Jabuticaba ou padrão?
A próxima geração do padrão de TV digital tem como base o ATSC 3.0 norte-americano, mas existem uma série de implementações que estão sendo propostas pelo Brasil e que dão ao padrão uma característica única de um padrão brasileiro. "Mas nos próximos dias vamos conversar com os representante do ATSC no sentido de conseguir fazer com que as nossas recomendações se tornem comuns, pelo menos para as Américas", disse Barros. Entre as novidades trazidas pelo Brasil estão o padrão de compressão adotado (o VVC), as transmissões com múltiplas antenas (MIMO) e alguns aspectos de software.
Para Raymundo Barros, o Brasil mostrou que pode contribuir com a evolução do padrão de TV digital, e lembra que isso foi feito na TV 2.0, quando, entre as inovações trazidas no padrão brasileiro, estavam a camada de interatividade e a codificação/compressão H.264, que permitiu uma maior qualidade de imagem.

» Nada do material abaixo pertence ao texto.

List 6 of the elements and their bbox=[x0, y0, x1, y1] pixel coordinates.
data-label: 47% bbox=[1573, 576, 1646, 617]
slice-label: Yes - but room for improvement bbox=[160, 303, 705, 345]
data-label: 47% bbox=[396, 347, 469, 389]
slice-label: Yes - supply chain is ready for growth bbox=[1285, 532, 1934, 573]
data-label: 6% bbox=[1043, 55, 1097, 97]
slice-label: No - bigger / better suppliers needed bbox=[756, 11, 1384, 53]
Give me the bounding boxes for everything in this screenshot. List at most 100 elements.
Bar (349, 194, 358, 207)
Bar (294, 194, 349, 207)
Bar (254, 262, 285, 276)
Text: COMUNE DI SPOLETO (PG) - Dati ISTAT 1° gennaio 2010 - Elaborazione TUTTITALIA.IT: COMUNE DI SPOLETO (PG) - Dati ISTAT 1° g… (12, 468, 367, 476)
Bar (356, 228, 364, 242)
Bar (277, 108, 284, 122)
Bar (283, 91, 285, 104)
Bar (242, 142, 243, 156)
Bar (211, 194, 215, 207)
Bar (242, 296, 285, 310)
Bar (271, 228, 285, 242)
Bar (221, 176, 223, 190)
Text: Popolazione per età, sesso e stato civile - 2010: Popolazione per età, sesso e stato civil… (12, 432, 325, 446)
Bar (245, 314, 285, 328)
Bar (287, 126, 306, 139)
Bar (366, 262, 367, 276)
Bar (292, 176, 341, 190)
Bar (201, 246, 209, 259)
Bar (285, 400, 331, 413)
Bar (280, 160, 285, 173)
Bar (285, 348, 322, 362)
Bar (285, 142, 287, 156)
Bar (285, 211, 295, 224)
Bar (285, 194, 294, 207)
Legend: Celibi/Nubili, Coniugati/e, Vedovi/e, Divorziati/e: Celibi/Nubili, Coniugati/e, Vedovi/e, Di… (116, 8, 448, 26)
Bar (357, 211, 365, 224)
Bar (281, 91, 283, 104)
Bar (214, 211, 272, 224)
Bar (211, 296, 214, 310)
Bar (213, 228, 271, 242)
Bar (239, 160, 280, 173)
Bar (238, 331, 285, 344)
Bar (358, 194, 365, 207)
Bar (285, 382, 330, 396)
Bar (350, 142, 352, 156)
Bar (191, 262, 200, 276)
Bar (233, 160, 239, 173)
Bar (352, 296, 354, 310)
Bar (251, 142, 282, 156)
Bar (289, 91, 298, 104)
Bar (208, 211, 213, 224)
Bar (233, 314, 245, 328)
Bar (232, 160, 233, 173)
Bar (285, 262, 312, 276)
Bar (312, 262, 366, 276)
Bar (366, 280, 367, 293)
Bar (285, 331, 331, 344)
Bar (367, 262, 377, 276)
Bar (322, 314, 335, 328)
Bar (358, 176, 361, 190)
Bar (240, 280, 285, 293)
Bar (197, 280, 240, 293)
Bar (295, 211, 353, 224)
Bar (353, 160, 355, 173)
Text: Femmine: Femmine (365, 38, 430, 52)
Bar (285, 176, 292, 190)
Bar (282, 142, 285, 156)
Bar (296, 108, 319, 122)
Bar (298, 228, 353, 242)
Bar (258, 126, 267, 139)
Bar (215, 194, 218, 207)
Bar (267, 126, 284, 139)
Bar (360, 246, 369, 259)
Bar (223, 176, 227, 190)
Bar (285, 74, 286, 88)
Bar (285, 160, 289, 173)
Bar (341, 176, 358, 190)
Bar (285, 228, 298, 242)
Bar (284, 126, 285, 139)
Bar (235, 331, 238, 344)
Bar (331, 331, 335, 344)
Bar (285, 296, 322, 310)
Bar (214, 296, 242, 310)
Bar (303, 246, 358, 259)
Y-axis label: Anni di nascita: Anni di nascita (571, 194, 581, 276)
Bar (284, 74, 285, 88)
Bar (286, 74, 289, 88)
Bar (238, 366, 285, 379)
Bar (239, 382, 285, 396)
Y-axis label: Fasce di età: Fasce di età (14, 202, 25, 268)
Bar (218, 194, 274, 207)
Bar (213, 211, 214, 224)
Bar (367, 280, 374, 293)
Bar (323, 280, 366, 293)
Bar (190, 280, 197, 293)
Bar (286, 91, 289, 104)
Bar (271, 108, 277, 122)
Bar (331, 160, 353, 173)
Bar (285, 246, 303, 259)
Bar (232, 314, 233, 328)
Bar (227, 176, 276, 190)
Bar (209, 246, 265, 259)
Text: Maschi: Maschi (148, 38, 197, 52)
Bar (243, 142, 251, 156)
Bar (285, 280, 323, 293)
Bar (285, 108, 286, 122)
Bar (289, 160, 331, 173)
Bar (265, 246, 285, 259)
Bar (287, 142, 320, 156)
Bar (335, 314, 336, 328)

"Hoje, estamos em uma situação muito melhor para trazer estas inovações porque os chipsets dos fabricantes de TV estão preparados para estas tecnologias, já aceitam o middleware brasileiro", diz ele.
Próximos passos
Para a definição do padrão de TV 3.0, espera-se para o final do ano a publicação de um decreto consagrando as recomendações do Forum de TV Digital e estabelecendo as políticas públicas do governo. "O governo pode acatar as nossas sugestões, rejeitar ou acatar fazendo recomendações. Nossa expectativa é que acate, mas é natural que haja recomendações para algumas questões serem aprofundadas".
Segundo ele, a mudança de padrão terá, naturalmente, um custo para as emissoras de TV, pois existem equipamentos novos que precisam ser adquiridos e novos processos, mas ele entende que existe ainda a possibilidade de que parte desses custos possam ser compartilhados entre diferentes emissoras.
Segundo apurou este noticiário, o governo está agora dialogando com a indústria de equipamentos para entender os impactos que o padrão de TV 3.0 terá na cadeia produtiva e nos custos de televisores, e também analisando os modelos de utilização de espectro, transição e possibilidades de financiamento e políticas de universalização da TV 3.0.